The Auburn underpass was among 20-year highlights listed in the FMSIB 2017 annual report. Other Puget Sound area projects that made the list were construction of a truck-only gateway from Port of Seattle terminals to Union Pacific's Argo yard that was expected to carry 45 percent of the port's regional truck traffic; an East Marginal Way overpass, improving access to Port of Seattle terminals and regional warehouses; and a project raising Lincoln Avenue over railroad tracks in the Port of Tacoma area, where trains going into and out of the port average 1.5 miles long. Lincoln Road is the main truck route between the port and Interstate 5, and trains crossing the road were delaying traffic up to 30 minutes every two hours.
Other highlights listed in the board's report were a renovation of the Port of Kalama's grain terminal; construction of a new Freya Street Bridge in Spokane that replaced two old bridges over train tracks in the city's only north-south heavy freight corridor; extension of Piert Road in Benton County to provide a direct route between the Port of Kennewick and Finley's industrial area, thus reducing truck traffic on residential streets; and construction of underpasses on Yakima's two main arterials, where train tracks ran through the central business district. Those grade separations were hailed as a 2016 national project of the year by the American Public Works Association.
State freight projects got a boost from the federal government when Congress for the first time dedicated funds to improve freight mobility through a 2016-2020 program called FASTLANE. Two FMSIB projects were among those benefitting. One, getting a grant of $45 million, would ease conflict between rail and roadway traffic by elevating South Lander Street over tracks carrying more than 120 trains a day through an area that includes Port of Seattle facilities and BNSF and Union Pacific railroad yards. The other project, getting a $5 million grant, would create a tunnel to take Strander Boulevard beneath tracks in Tukwila's busy Southcenter shopping, business park and industrial area.

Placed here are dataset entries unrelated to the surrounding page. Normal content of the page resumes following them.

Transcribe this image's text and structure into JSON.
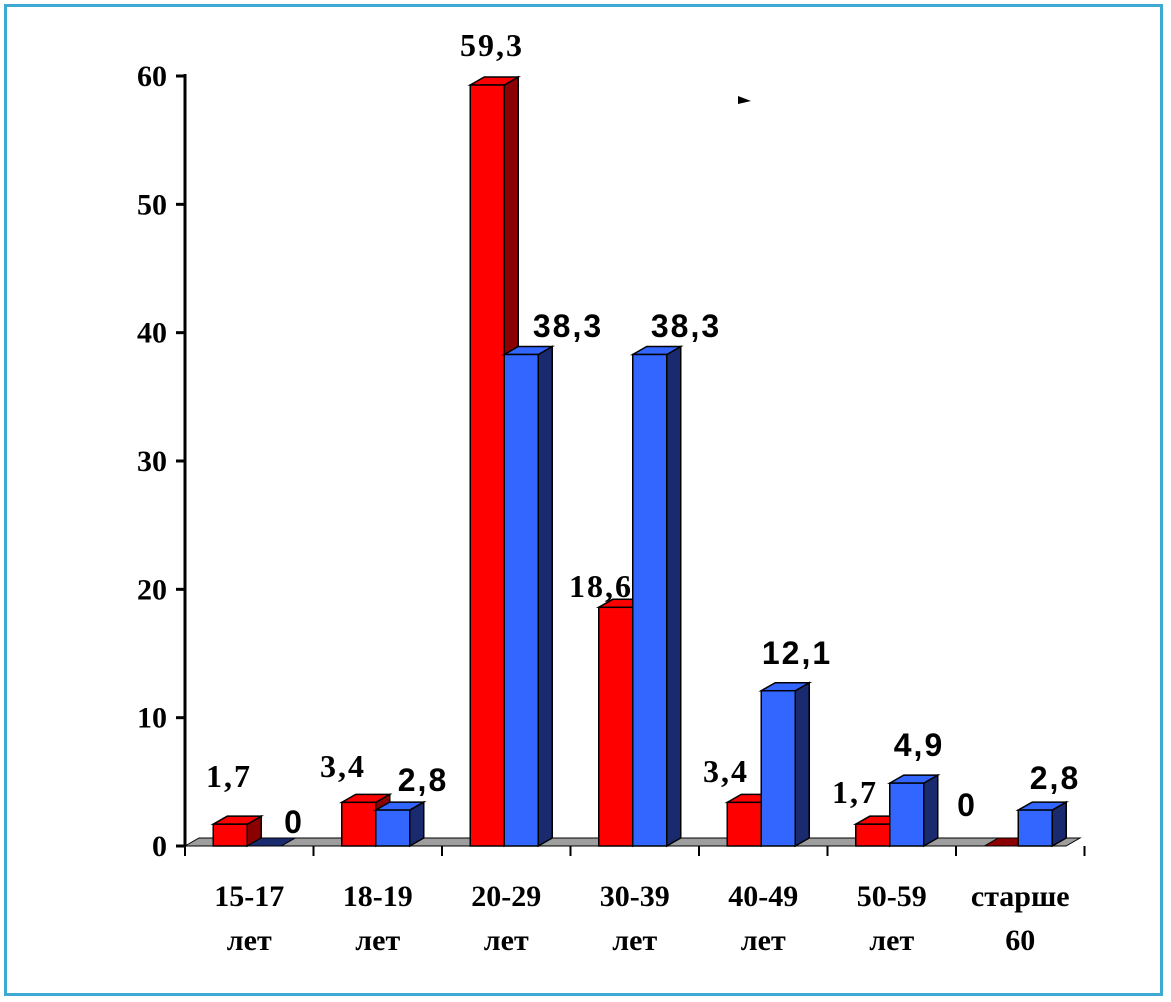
{
  "chart_data": {
    "type": "bar",
    "title": "",
    "xlabel": "",
    "ylabel": "",
    "ylim": [
      0,
      60
    ],
    "yticks": [
      "0",
      "10",
      "20",
      "30",
      "40",
      "50",
      "60"
    ],
    "categories": [
      [
        "15-17",
        "лет"
      ],
      [
        "18-19",
        "лет"
      ],
      [
        "20-29",
        "лет"
      ],
      [
        "30-39",
        "лет"
      ],
      [
        "40-49",
        "лет"
      ],
      [
        "50-59",
        "лет"
      ],
      [
        "старше",
        "60"
      ]
    ],
    "series": [
      {
        "color": "#ff0000",
        "side": "#8b0000",
        "values": [
          1.7,
          3.4,
          59.3,
          18.6,
          3.4,
          1.7,
          0
        ],
        "labels": [
          "1,7",
          "3,4",
          "59,3",
          "18,6",
          "3,4",
          "1,7",
          "0"
        ]
      },
      {
        "color": "#3366ff",
        "side": "#1a2a6e",
        "values": [
          0,
          2.8,
          38.3,
          38.3,
          12.1,
          4.9,
          2.8
        ],
        "labels": [
          "0",
          "2,8",
          "38,3",
          "38,3",
          "12,1",
          "4,9",
          "2,8"
        ]
      }
    ],
    "grid": false,
    "legend": "none"
  }
}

FMSIB had been on the federal government's radar for several years. Senators Maria Cantwell (b. 1958) and Patty Murray (b. 1950) were lead sponsors of the FREIGHT (Focusing Resources, Economic Investment, and Guidance to Help Transportation) Act, which was introduced in February 2011. Cantwell cited FMSIB as an example of successful freight coordination, pointing to its work in identifying key highway, rail, and maritime freight corridors, and improving those corridors through collaboration with affected parties. In 2012, when Secretary of Transportation Ray LaHood (b. 1945) announced the creation of a federal Freight Policy Council, he said it was modeled on the state of Washington's freight board. The federal council produced the first national freight strategy plan, which was announced in 2015.

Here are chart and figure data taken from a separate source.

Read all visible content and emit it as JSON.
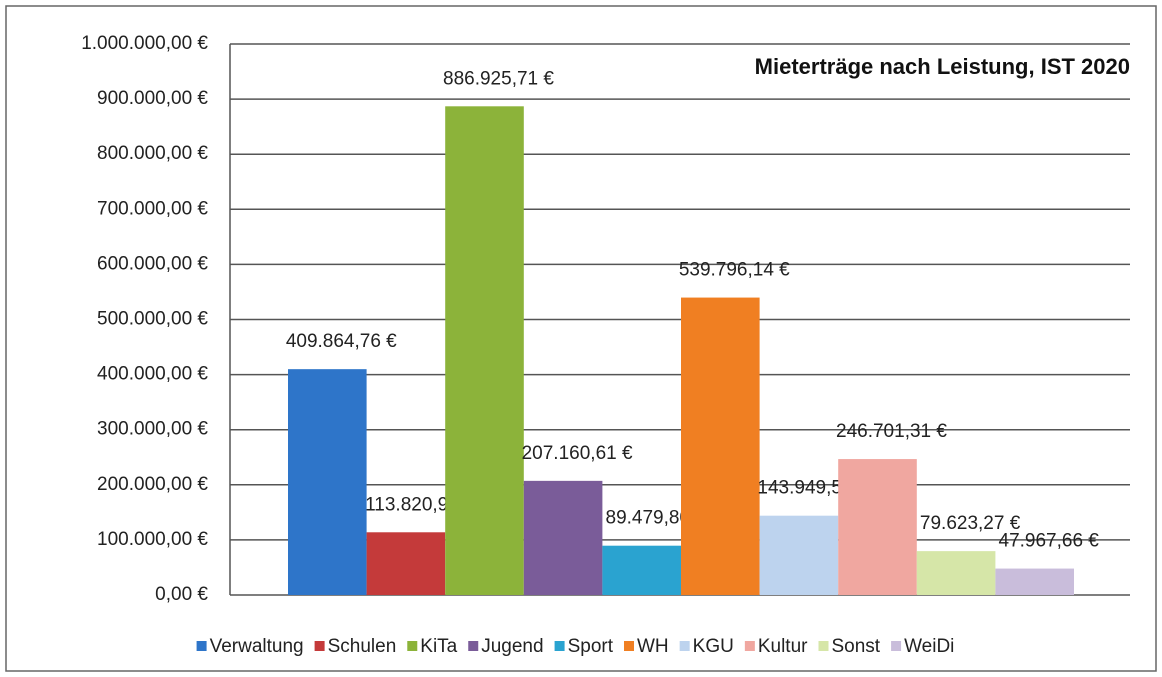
{
  "chart_data": {
    "type": "bar",
    "title": "Mieterträge nach Leistung, IST 2020",
    "ylim": [
      0,
      1000000
    ],
    "yticks": [
      {
        "value": 0,
        "label": "0,00 €"
      },
      {
        "value": 100000,
        "label": "100.000,00 €"
      },
      {
        "value": 200000,
        "label": "200.000,00 €"
      },
      {
        "value": 300000,
        "label": "300.000,00 €"
      },
      {
        "value": 400000,
        "label": "400.000,00 €"
      },
      {
        "value": 500000,
        "label": "500.000,00 €"
      },
      {
        "value": 600000,
        "label": "600.000,00 €"
      },
      {
        "value": 700000,
        "label": "700.000,00 €"
      },
      {
        "value": 800000,
        "label": "800.000,00 €"
      },
      {
        "value": 900000,
        "label": "900.000,00 €"
      },
      {
        "value": 1000000,
        "label": "1.000.000,00 €"
      }
    ],
    "grid": true,
    "legend": "bottom",
    "series": [
      {
        "name": "Verwaltung",
        "color": "#2e75c9",
        "values": [
          409864.76
        ],
        "value_labels": [
          "409.864,76 €"
        ]
      },
      {
        "name": "Schulen",
        "color": "#c43a3a",
        "values": [
          113820.98
        ],
        "value_labels": [
          "113.820,98 €"
        ]
      },
      {
        "name": "KiTa",
        "color": "#8cb33a",
        "values": [
          886925.71
        ],
        "value_labels": [
          "886.925,71 €"
        ]
      },
      {
        "name": "Jugend",
        "color": "#7a5c99",
        "values": [
          207160.61
        ],
        "value_labels": [
          "207.160,61 €"
        ]
      },
      {
        "name": "Sport",
        "color": "#2aa3d0",
        "values": [
          89479.8
        ],
        "value_labels": [
          "89.479,80 €"
        ]
      },
      {
        "name": "WH",
        "color": "#f07f22",
        "values": [
          539796.14
        ],
        "value_labels": [
          "539.796,14 €"
        ]
      },
      {
        "name": "KGU",
        "color": "#bdd3ee",
        "values": [
          143949.5
        ],
        "value_labels": [
          "143.949,50 €"
        ]
      },
      {
        "name": "Kultur",
        "color": "#f0a7a0",
        "values": [
          246701.31
        ],
        "value_labels": [
          "246.701,31 €"
        ]
      },
      {
        "name": "Sonst",
        "color": "#d6e6a8",
        "values": [
          79623.27
        ],
        "value_labels": [
          "79.623,27 €"
        ]
      },
      {
        "name": "WeiDi",
        "color": "#c9bddb",
        "values": [
          47967.66
        ],
        "value_labels": [
          "47.967,66 €"
        ]
      }
    ]
  }
}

By then, the state's Freight Mobility Strategic Investment Board had a proven record of identifying problems and getting projects built. The keys to its success, as Chair Otley wrote in the 2007 annual report: "We leverage funds, and we forge partnerships." The board's achievements continued to grow in succeeding years.

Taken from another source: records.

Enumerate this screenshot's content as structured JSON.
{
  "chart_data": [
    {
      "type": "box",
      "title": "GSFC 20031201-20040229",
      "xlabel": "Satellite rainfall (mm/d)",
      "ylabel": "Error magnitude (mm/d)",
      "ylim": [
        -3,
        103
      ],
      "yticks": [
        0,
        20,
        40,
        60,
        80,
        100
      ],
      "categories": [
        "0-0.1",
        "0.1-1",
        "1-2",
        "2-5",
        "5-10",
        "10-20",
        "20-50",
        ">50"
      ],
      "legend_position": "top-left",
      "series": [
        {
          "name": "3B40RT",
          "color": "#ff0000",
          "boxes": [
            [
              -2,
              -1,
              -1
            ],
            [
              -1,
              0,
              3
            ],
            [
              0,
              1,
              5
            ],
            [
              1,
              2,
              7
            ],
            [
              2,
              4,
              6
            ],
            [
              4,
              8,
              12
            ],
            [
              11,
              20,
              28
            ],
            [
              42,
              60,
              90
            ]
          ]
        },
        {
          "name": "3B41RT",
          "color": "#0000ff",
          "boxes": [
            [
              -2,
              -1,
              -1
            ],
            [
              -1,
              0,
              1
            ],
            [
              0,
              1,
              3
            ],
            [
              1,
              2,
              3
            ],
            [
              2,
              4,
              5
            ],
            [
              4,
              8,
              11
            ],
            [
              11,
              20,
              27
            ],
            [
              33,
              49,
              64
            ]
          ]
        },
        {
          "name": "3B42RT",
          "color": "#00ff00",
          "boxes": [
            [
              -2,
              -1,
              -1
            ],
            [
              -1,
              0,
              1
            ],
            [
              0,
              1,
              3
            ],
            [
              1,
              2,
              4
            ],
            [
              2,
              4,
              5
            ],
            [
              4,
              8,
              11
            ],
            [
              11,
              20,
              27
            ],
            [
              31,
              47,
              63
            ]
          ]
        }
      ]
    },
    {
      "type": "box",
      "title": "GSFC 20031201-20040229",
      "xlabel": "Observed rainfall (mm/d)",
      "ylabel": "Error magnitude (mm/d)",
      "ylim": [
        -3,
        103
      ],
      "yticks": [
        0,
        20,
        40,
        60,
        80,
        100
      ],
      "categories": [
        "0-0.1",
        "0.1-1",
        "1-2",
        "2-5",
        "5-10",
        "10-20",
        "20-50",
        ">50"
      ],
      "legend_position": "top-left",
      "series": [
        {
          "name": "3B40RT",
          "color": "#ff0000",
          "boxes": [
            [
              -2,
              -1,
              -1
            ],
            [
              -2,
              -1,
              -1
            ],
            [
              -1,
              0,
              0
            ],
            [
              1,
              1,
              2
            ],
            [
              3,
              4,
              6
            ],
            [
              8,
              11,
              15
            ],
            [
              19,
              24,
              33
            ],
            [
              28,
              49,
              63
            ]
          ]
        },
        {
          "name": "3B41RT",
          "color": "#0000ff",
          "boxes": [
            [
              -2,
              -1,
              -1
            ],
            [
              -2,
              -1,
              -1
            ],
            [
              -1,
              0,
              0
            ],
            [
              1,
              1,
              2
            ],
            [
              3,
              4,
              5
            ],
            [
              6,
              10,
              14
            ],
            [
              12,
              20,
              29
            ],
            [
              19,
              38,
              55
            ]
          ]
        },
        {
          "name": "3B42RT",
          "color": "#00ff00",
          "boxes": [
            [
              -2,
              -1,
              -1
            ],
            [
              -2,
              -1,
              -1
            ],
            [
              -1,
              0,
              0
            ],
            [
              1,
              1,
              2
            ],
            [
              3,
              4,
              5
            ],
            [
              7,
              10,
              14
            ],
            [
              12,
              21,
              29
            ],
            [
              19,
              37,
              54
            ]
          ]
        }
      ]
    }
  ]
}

In 2016, FMSIB reached a milestone. Its contributions -- $201 million since it was created -- had leveraged more than $1 billion in project funding. By the end of 2017, 82 of the board's designated projects either were completed or underway. In 2018, six more were completed, another six were under construction, and eight more were scheduled. The board's total contributions since being formed had reached $318 million. That money combined with partnership spending had netted $2.1 billion in freight transportation investments.